On Wed, 6 Apr 2016 12:13:00 +0200
Borislav Petkov <b...@suse.de> wrote:

> On Wed, Apr 06, 2016 at 05:14:45PM +0800, zengzhao...@163.com wrote:
> > From: Zhaoxiu Zeng <zhaoxiu.z...@gmail.com>
> > 
> > Use alternatives, lifted from arch_hweight
> > 
> > Signed-off-by: Zhaoxiu Zeng <zhaoxiu.z...@gmail.com>
> > ---
> >  arch/x86/include/asm/arch_hweight.h |   5 ++
> >  arch/x86/include/asm/arch_parity.h  | 102 
> > ++++++++++++++++++++++++++++++++++++
> >  arch/x86/include/asm/bitops.h       |   4 +-
> >  arch/x86/lib/Makefile               |   8 +++
> >  arch/x86/lib/parity.c               |  32 ++++++++++++
> >  5 files changed, 150 insertions(+), 1 deletion(-)

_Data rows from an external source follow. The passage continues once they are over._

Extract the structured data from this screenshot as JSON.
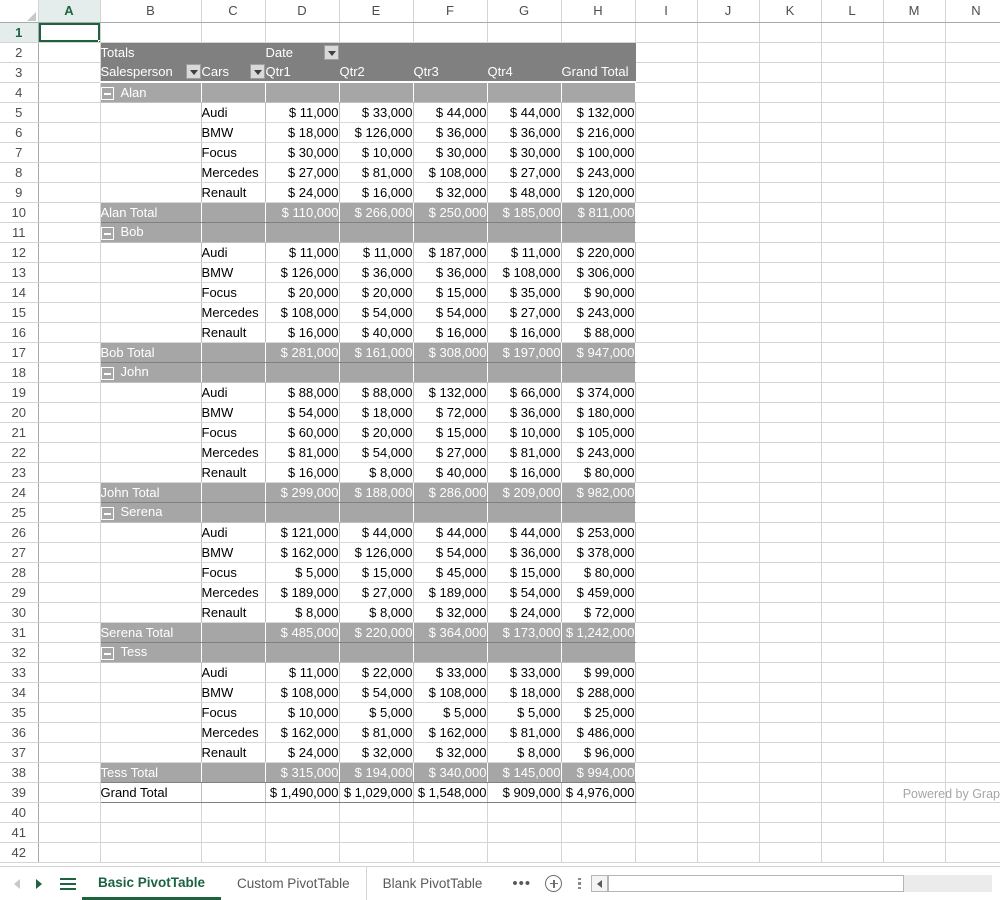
{
  "app": {
    "selected_cell": "A1",
    "watermark": "Powered by Grap"
  },
  "grid": {
    "column_letters": [
      "A",
      "B",
      "C",
      "D",
      "E",
      "F",
      "G",
      "H",
      "I",
      "J",
      "K",
      "L",
      "M",
      "N"
    ],
    "row_numbers": [
      "1",
      "2",
      "3",
      "4",
      "5",
      "6",
      "7",
      "8",
      "9",
      "10",
      "11",
      "12",
      "13",
      "14",
      "15",
      "16",
      "17",
      "18",
      "19",
      "20",
      "21",
      "22",
      "23",
      "24",
      "25",
      "26",
      "27",
      "28",
      "29",
      "30",
      "31",
      "32",
      "33",
      "34",
      "35",
      "36",
      "37",
      "38",
      "39",
      "40",
      "41",
      "42"
    ]
  },
  "pivot": {
    "title": "Totals",
    "date_label": "Date",
    "field_salesperson": "Salesperson",
    "field_cars": "Cars",
    "columns": [
      "Qtr1",
      "Qtr2",
      "Qtr3",
      "Qtr4",
      "Grand Total"
    ],
    "grand_total_label": "Grand Total",
    "groups": [
      {
        "name": "Alan",
        "total_label": "Alan Total",
        "rows": [
          {
            "car": "Audi",
            "values": [
              "$ 11,000",
              "$ 33,000",
              "$ 44,000",
              "$ 44,000",
              "$ 132,000"
            ]
          },
          {
            "car": "BMW",
            "values": [
              "$ 18,000",
              "$ 126,000",
              "$ 36,000",
              "$ 36,000",
              "$ 216,000"
            ]
          },
          {
            "car": "Focus",
            "values": [
              "$ 30,000",
              "$ 10,000",
              "$ 30,000",
              "$ 30,000",
              "$ 100,000"
            ]
          },
          {
            "car": "Mercedes",
            "values": [
              "$ 27,000",
              "$ 81,000",
              "$ 108,000",
              "$ 27,000",
              "$ 243,000"
            ]
          },
          {
            "car": "Renault",
            "values": [
              "$ 24,000",
              "$ 16,000",
              "$ 32,000",
              "$ 48,000",
              "$ 120,000"
            ]
          }
        ],
        "totals": [
          "$ 110,000",
          "$ 266,000",
          "$ 250,000",
          "$ 185,000",
          "$ 811,000"
        ]
      },
      {
        "name": "Bob",
        "total_label": "Bob Total",
        "rows": [
          {
            "car": "Audi",
            "values": [
              "$ 11,000",
              "$ 11,000",
              "$ 187,000",
              "$ 11,000",
              "$ 220,000"
            ]
          },
          {
            "car": "BMW",
            "values": [
              "$ 126,000",
              "$ 36,000",
              "$ 36,000",
              "$ 108,000",
              "$ 306,000"
            ]
          },
          {
            "car": "Focus",
            "values": [
              "$ 20,000",
              "$ 20,000",
              "$ 15,000",
              "$ 35,000",
              "$ 90,000"
            ]
          },
          {
            "car": "Mercedes",
            "values": [
              "$ 108,000",
              "$ 54,000",
              "$ 54,000",
              "$ 27,000",
              "$ 243,000"
            ]
          },
          {
            "car": "Renault",
            "values": [
              "$ 16,000",
              "$ 40,000",
              "$ 16,000",
              "$ 16,000",
              "$ 88,000"
            ]
          }
        ],
        "totals": [
          "$ 281,000",
          "$ 161,000",
          "$ 308,000",
          "$ 197,000",
          "$ 947,000"
        ]
      },
      {
        "name": "John",
        "total_label": "John Total",
        "rows": [
          {
            "car": "Audi",
            "values": [
              "$ 88,000",
              "$ 88,000",
              "$ 132,000",
              "$ 66,000",
              "$ 374,000"
            ]
          },
          {
            "car": "BMW",
            "values": [
              "$ 54,000",
              "$ 18,000",
              "$ 72,000",
              "$ 36,000",
              "$ 180,000"
            ]
          },
          {
            "car": "Focus",
            "values": [
              "$ 60,000",
              "$ 20,000",
              "$ 15,000",
              "$ 10,000",
              "$ 105,000"
            ]
          },
          {
            "car": "Mercedes",
            "values": [
              "$ 81,000",
              "$ 54,000",
              "$ 27,000",
              "$ 81,000",
              "$ 243,000"
            ]
          },
          {
            "car": "Renault",
            "values": [
              "$ 16,000",
              "$ 8,000",
              "$ 40,000",
              "$ 16,000",
              "$ 80,000"
            ]
          }
        ],
        "totals": [
          "$ 299,000",
          "$ 188,000",
          "$ 286,000",
          "$ 209,000",
          "$ 982,000"
        ]
      },
      {
        "name": "Serena",
        "total_label": "Serena Total",
        "rows": [
          {
            "car": "Audi",
            "values": [
              "$ 121,000",
              "$ 44,000",
              "$ 44,000",
              "$ 44,000",
              "$ 253,000"
            ]
          },
          {
            "car": "BMW",
            "values": [
              "$ 162,000",
              "$ 126,000",
              "$ 54,000",
              "$ 36,000",
              "$ 378,000"
            ]
          },
          {
            "car": "Focus",
            "values": [
              "$ 5,000",
              "$ 15,000",
              "$ 45,000",
              "$ 15,000",
              "$ 80,000"
            ]
          },
          {
            "car": "Mercedes",
            "values": [
              "$ 189,000",
              "$ 27,000",
              "$ 189,000",
              "$ 54,000",
              "$ 459,000"
            ]
          },
          {
            "car": "Renault",
            "values": [
              "$ 8,000",
              "$ 8,000",
              "$ 32,000",
              "$ 24,000",
              "$ 72,000"
            ]
          }
        ],
        "totals": [
          "$ 485,000",
          "$ 220,000",
          "$ 364,000",
          "$ 173,000",
          "$ 1,242,000"
        ]
      },
      {
        "name": "Tess",
        "total_label": "Tess Total",
        "rows": [
          {
            "car": "Audi",
            "values": [
              "$ 11,000",
              "$ 22,000",
              "$ 33,000",
              "$ 33,000",
              "$ 99,000"
            ]
          },
          {
            "car": "BMW",
            "values": [
              "$ 108,000",
              "$ 54,000",
              "$ 108,000",
              "$ 18,000",
              "$ 288,000"
            ]
          },
          {
            "car": "Focus",
            "values": [
              "$ 10,000",
              "$ 5,000",
              "$ 5,000",
              "$ 5,000",
              "$ 25,000"
            ]
          },
          {
            "car": "Mercedes",
            "values": [
              "$ 162,000",
              "$ 81,000",
              "$ 162,000",
              "$ 81,000",
              "$ 486,000"
            ]
          },
          {
            "car": "Renault",
            "values": [
              "$ 24,000",
              "$ 32,000",
              "$ 32,000",
              "$ 8,000",
              "$ 96,000"
            ]
          }
        ],
        "totals": [
          "$ 315,000",
          "$ 194,000",
          "$ 340,000",
          "$ 145,000",
          "$ 994,000"
        ]
      }
    ],
    "grand_totals": [
      "$ 1,490,000",
      "$ 1,029,000",
      "$ 1,548,000",
      "$ 909,000",
      "$ 4,976,000"
    ]
  },
  "sheet_tabs": {
    "tabs": [
      {
        "label": "Basic PivotTable",
        "active": true
      },
      {
        "label": "Custom PivotTable",
        "active": false
      },
      {
        "label": "Blank PivotTable",
        "active": false
      }
    ],
    "more_label": "•••"
  }
}
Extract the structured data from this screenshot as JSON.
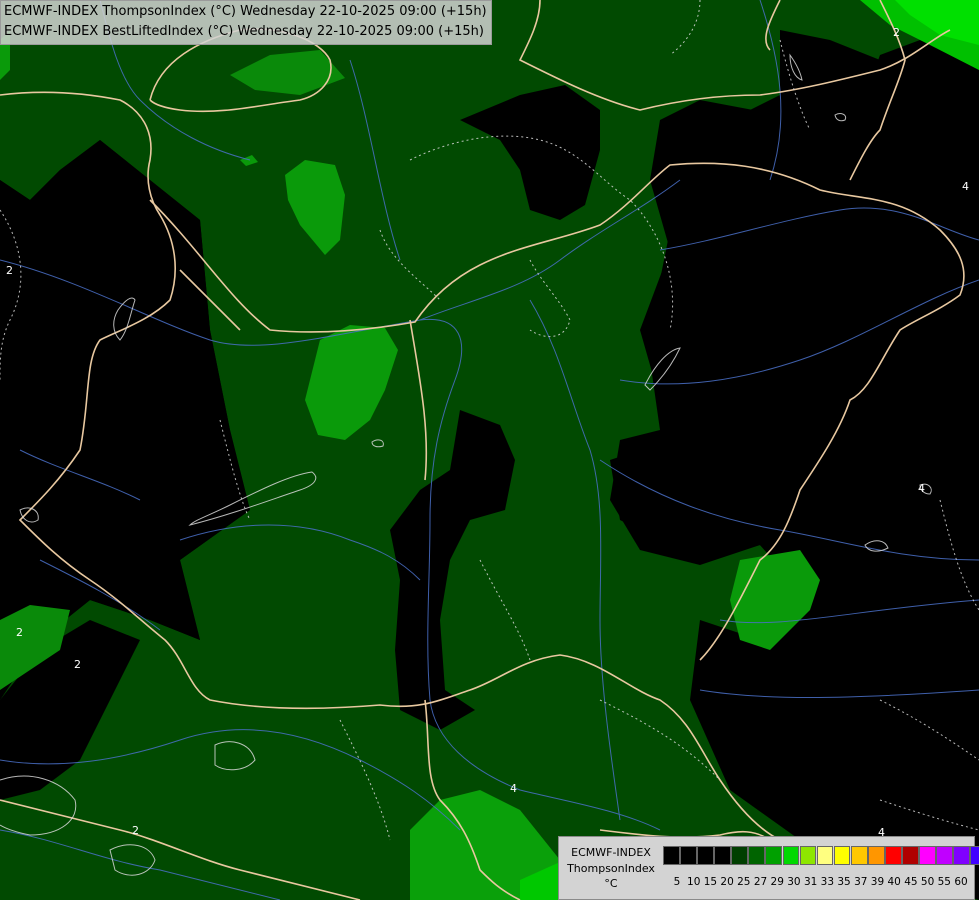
{
  "header": {
    "line1": "ECMWF-INDEX ThompsonIndex (°C) Wednesday 22-10-2025 09:00 (+15h)",
    "line2": "ECMWF-INDEX BestLiftedIndex (°C) Wednesday 22-10-2025 09:00 (+15h)"
  },
  "legend": {
    "line1": "ECMWF-INDEX",
    "line2": "ThompsonIndex",
    "line3": "°C",
    "swatch_colors": [
      "#000000",
      "#000000",
      "#000000",
      "#000000",
      "#003f00",
      "#006400",
      "#00a000",
      "#00d800",
      "#8ee600",
      "#ffff80",
      "#ffff00",
      "#ffc800",
      "#ff9600",
      "#ff0000",
      "#b00000",
      "#ff00ff",
      "#c000ff",
      "#8000ff",
      "#4000ff",
      "#0000ff"
    ],
    "ticks": [
      "5",
      "10",
      "15",
      "20",
      "25",
      "27",
      "29",
      "30",
      "31",
      "33",
      "35",
      "37",
      "39",
      "40",
      "45",
      "50",
      "55",
      "60"
    ]
  },
  "contour_labels": [
    "2",
    "2",
    "2",
    "2",
    "2",
    "4",
    "4",
    "4",
    "4"
  ],
  "colors": {
    "background": "#000000",
    "band_dark_green": "#014a01",
    "band_mid_green": "#006400",
    "band_light_green": "#0aa00a",
    "band_bright_green": "#00d400",
    "border": "#e8c8a0",
    "river": "#4a70c8",
    "isoline": "#d8d8d8"
  }
}
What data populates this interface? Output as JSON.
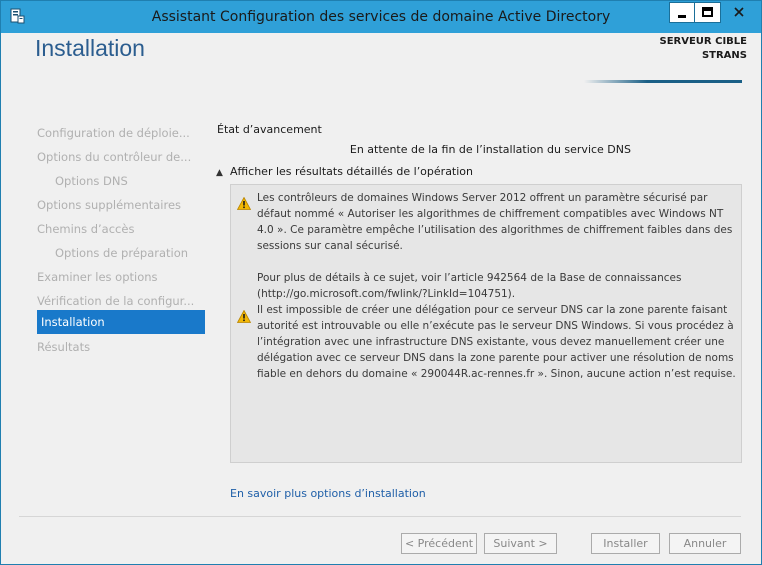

> >  create mode 100644 arch/x86/include/asm/arch_parity.h
> >  create mode 100644 arch/x86/lib/parity.c  
> 
> ...
> 
> > +static __always_inline unsigned int __arch_parity32(unsigned int w)
> > +{
> > +   unsigned int res;
> > +
> > +   asm(ALTERNATIVE("call __sw_parity32", POPCNT32 "; and $1, %0", 
> > X86_FEATURE_POPCNT)
> > +           : "="REG_OUT (res)
> > +           : REG_IN (w)
> > +           : "cc");  
> 
> So why all that churn instead of simply doing:
> 
> static __always_inline unsigned int __arch_parity32(unsigned int w)
> {
>       return hweight32(w) & 1;
> }
> 
> Ditto for the 64-bit version.

Even that would still be wrong for the smaller parity values. The CPU
supports 8bit parity directly going back to the 8086 so the
implementation for 8bit and I think 16bit is still wrong.